Government can't cure poverty
USA Today (Society for the Advancement of Education), Jan, 1998 by Robert L. Woodson, Sr.
Poverty does not create crime, nor does unemployment. In the past, rather than generating social disintegration, times of economic hardship often strengthened the bonds of family, neighborhood, and community.
What is it about our response to poverty today that is different from the way we addressed poverty in the past? What is it that has formed a link among poverty, crime, and social deviance? How was it that, in other times, having no money did not equate with being in a state of "poverty"? Why do some people recall childhood memories of families pulling together in tightly knit neighborhoods and then remark, "It wasn't until years later that I realized we were poor"?

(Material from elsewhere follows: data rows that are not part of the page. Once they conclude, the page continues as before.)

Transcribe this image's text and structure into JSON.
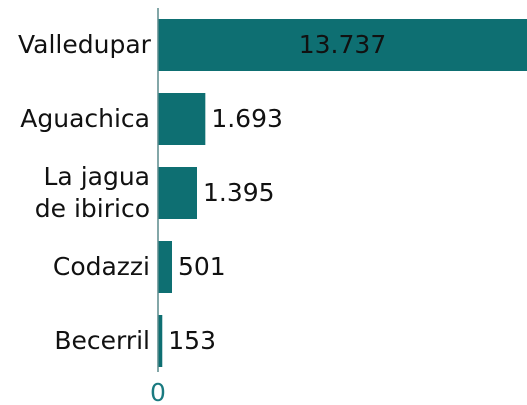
{
  "chart_data": {
    "type": "bar",
    "orientation": "horizontal",
    "categories": [
      "Valledupar",
      "Aguachica",
      "La jagua de ibirico",
      "Codazzi",
      "Becerril"
    ],
    "values": [
      13737,
      1693,
      1395,
      501,
      153
    ],
    "value_labels": [
      "13.737",
      "1.693",
      "1.395",
      "501",
      "153"
    ],
    "color": "#0e6f72",
    "xlim": [
      0,
      13200
    ],
    "xticks": [
      0
    ]
  }
}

In the past, where indigenous community support structures were intact, economic hardship was considered to be more of a temporary challenge than an intergenerational condition. Established community associations and church-affiliated organizations historically have functioned to give relief to the needy on a one-to,-one basis. It is only within the last 30 years that an institutionalized bureaucracy has developed to administer programs for the poor, complete with a massive standing base of "dependents."
Throughout the history of the black community, for example, grassroots associations such as mutual-aid societies provided relief for those who were in need. The first of these was the Free African Society, founded in Philadelphia in 1787, the members of which contributed one shilling a month for distribution to the needy, with the stipulation that "this necessity is not brought on them by their own imprudence." Throughout the 1800s, mutual-aid societies multiplied throughout the North and, by the 1830s, 100 such organizations were functioning in the city of Philadelphia alone, with an average membership of 75. Mutual-aid societies were a main source of support for blacks in the South, in spite of obstacles of laws that prohibited blacks from assembling. At the end of the 18th century, in addition to providing relief for the needy, mutual-benefit societies and black churches maintained their own schools. As early as 1790, the Brown Fellowship Society provided educational facilities as part of its mutual-welfare program.

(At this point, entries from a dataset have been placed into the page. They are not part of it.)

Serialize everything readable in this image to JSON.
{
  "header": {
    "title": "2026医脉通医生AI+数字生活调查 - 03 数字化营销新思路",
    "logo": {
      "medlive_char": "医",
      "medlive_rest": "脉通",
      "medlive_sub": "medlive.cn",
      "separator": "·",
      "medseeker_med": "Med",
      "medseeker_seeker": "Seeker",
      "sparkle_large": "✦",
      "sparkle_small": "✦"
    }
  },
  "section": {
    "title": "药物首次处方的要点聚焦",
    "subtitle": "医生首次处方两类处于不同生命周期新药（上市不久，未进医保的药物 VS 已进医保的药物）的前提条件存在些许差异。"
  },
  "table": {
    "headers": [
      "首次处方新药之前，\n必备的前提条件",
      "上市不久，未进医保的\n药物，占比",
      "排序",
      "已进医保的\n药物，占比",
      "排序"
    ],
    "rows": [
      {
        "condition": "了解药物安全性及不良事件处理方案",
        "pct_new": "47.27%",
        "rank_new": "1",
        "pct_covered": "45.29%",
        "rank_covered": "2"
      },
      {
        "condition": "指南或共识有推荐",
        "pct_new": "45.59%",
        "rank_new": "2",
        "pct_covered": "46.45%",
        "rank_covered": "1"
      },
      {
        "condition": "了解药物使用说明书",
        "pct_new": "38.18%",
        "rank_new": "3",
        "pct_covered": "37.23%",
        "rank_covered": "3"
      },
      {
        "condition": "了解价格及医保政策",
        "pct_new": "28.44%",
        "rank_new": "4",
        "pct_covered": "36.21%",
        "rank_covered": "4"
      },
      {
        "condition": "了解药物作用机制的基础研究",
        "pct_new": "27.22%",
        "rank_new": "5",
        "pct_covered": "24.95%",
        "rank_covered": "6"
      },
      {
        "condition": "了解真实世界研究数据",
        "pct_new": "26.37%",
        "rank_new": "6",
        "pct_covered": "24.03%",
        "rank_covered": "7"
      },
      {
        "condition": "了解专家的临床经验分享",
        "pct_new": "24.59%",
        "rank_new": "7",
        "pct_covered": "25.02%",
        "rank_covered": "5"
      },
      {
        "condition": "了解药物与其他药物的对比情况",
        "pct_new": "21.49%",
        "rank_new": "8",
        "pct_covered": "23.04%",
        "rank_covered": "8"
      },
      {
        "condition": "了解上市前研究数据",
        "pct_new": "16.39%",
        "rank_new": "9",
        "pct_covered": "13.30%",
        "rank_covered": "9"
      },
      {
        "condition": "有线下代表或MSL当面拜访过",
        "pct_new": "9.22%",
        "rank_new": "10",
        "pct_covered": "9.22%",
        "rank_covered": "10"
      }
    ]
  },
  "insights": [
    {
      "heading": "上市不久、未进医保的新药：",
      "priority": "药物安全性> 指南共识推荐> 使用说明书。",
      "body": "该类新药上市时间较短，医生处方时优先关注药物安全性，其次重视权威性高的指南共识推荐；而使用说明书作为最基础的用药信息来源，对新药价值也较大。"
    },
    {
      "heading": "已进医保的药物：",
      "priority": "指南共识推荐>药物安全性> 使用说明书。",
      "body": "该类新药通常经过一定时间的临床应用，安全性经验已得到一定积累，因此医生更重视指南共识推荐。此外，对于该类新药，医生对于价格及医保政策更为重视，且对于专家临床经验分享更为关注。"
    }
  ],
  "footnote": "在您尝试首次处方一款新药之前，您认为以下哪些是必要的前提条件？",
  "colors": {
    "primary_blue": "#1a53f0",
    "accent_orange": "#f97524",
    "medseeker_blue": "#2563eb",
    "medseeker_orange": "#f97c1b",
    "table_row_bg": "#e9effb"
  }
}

As the Federal welfare system took on the roles that formerly had been fulfilled by the indigenous community associations and churches, a major shift occurred. Whereas nearly all previous aid to the poor involved reciprocity -- a contribution of work on behalf of any able recipients and a balance of rights and responsibilities -- many of the regulations within the Federal welfare system actually functioned as disincentives regarding work, savings, and movement toward self-sufficiency.

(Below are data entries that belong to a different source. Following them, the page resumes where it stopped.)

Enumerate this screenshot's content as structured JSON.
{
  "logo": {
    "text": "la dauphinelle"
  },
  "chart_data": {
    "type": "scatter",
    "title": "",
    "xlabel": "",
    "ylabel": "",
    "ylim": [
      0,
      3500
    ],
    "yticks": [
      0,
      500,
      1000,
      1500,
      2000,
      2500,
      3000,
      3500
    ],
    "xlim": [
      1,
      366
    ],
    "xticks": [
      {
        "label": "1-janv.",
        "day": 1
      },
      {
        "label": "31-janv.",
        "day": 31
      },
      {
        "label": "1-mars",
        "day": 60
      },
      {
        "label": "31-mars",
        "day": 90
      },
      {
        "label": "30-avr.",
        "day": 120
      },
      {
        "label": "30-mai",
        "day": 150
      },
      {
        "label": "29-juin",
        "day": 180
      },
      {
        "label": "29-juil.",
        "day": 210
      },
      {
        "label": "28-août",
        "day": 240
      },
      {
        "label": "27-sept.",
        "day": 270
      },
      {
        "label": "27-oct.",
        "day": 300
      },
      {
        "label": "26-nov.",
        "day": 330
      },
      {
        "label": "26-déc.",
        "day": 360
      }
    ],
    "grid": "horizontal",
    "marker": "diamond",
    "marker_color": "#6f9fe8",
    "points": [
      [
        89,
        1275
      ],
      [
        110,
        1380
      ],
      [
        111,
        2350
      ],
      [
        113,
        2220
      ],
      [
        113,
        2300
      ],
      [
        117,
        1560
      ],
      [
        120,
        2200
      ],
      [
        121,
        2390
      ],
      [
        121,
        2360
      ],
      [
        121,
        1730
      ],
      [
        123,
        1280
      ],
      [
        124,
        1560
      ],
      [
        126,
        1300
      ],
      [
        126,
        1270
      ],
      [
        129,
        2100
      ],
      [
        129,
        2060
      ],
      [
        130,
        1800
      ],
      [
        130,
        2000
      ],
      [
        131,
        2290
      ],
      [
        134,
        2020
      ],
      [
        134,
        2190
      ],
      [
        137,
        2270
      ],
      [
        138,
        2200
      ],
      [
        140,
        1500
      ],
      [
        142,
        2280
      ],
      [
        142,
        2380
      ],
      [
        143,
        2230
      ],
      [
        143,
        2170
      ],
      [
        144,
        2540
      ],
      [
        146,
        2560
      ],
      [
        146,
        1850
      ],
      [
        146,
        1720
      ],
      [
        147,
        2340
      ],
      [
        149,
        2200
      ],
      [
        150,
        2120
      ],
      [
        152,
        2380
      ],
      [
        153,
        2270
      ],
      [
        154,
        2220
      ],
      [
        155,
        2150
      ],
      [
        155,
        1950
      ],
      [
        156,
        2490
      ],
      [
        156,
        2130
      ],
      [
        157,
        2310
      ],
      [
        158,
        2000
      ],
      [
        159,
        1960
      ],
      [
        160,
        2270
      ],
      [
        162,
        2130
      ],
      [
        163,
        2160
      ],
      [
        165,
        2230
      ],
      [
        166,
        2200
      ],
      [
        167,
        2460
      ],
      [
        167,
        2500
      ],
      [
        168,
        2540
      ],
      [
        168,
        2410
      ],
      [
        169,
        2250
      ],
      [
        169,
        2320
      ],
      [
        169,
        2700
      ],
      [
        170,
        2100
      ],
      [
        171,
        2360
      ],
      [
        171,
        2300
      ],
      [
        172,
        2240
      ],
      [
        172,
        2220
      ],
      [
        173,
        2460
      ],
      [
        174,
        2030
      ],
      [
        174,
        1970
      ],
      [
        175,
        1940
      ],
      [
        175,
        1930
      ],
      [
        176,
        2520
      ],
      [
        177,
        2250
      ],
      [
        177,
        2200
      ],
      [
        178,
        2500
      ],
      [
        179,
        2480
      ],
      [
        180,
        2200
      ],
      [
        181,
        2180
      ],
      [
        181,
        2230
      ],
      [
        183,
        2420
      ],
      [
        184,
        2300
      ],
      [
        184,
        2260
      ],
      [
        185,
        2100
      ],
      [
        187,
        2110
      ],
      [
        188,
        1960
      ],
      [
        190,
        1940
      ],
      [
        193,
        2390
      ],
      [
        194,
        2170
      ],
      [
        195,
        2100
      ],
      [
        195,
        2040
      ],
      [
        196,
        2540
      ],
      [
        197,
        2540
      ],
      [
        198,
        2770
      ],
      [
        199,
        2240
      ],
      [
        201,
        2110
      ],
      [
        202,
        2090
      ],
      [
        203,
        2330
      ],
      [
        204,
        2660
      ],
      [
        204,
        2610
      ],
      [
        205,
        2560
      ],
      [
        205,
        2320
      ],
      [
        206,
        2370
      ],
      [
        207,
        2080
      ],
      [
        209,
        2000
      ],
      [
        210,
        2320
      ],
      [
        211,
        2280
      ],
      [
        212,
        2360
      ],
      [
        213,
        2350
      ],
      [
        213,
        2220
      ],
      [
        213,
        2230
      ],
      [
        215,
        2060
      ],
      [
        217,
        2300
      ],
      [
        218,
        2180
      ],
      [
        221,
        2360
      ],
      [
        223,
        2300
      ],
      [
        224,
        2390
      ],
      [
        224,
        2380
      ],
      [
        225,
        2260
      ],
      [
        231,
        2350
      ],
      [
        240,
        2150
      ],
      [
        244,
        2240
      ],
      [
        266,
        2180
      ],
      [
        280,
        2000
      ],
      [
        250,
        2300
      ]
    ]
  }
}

For instance, because rates of rent for public housing are calculated as 30% of the household income, as residents make economic progress, they are penalized, in effect, for any increase in income. Without a cap on rents, in some cases payment demanded for public housing, units rose above market rates. In addition, regulations stipulated that welfare recipients could have no more than $1,000 in savings. In one case that made headlines, this meant that the mother of a young girl who had taken a part-time job to save for college was fined three times the amount that her daughter had managed to save, and the family was threatened with the termination of all welfare benefits.
Whether or not such regulations consciously were intended to limit the upward mobility of those in the system, they have produced a steady "client base" for what has become a literal "poverty industry." To date, of the more than five trillion dollars that have been poured into anti-poverty programs and agencies, only 30 cents of each dollar have made it to the hands of the poor. Seventy cents of each dollar have been absorbed by those who "serve" the poor. It is not surprising, therefore, that the system itself has been reluctant to embrace reform.
The 30-year rein of the "Poverty Pentagon" has taken its toll on a deeper level than financial stagnation. The system has usurped and weakened the natural indigenous support structures that had existed within low-income communities, such as the family and neighborhood associations. What began as material poverty has evolved to include a spiritual poverty -- a sense of hopelessness and rootlessness.
As a steadily growing barrage of programs was generated from "needs analyses" of low-income neighborhoods, a welfare class came to be identified with its deficiencies and was viewed as an isolated, dependent population. This "ethos of dependency" penetrated the mindset of many of the welfare recipients and, surrendering to the regulations of the system, numerous households found themselves in a cycle of intergenerational dependency.
Who benefits?
There is a danger in trusting the labels of programs or agencies that purport to serve the disadvantaged or poor children. Statistical "portraits" of the poor and minorities have been used continually to justify trillions of dollars in funding. However, the lion's share of such funds has been absorbed by a massive bureaucracy of administrators and service providers.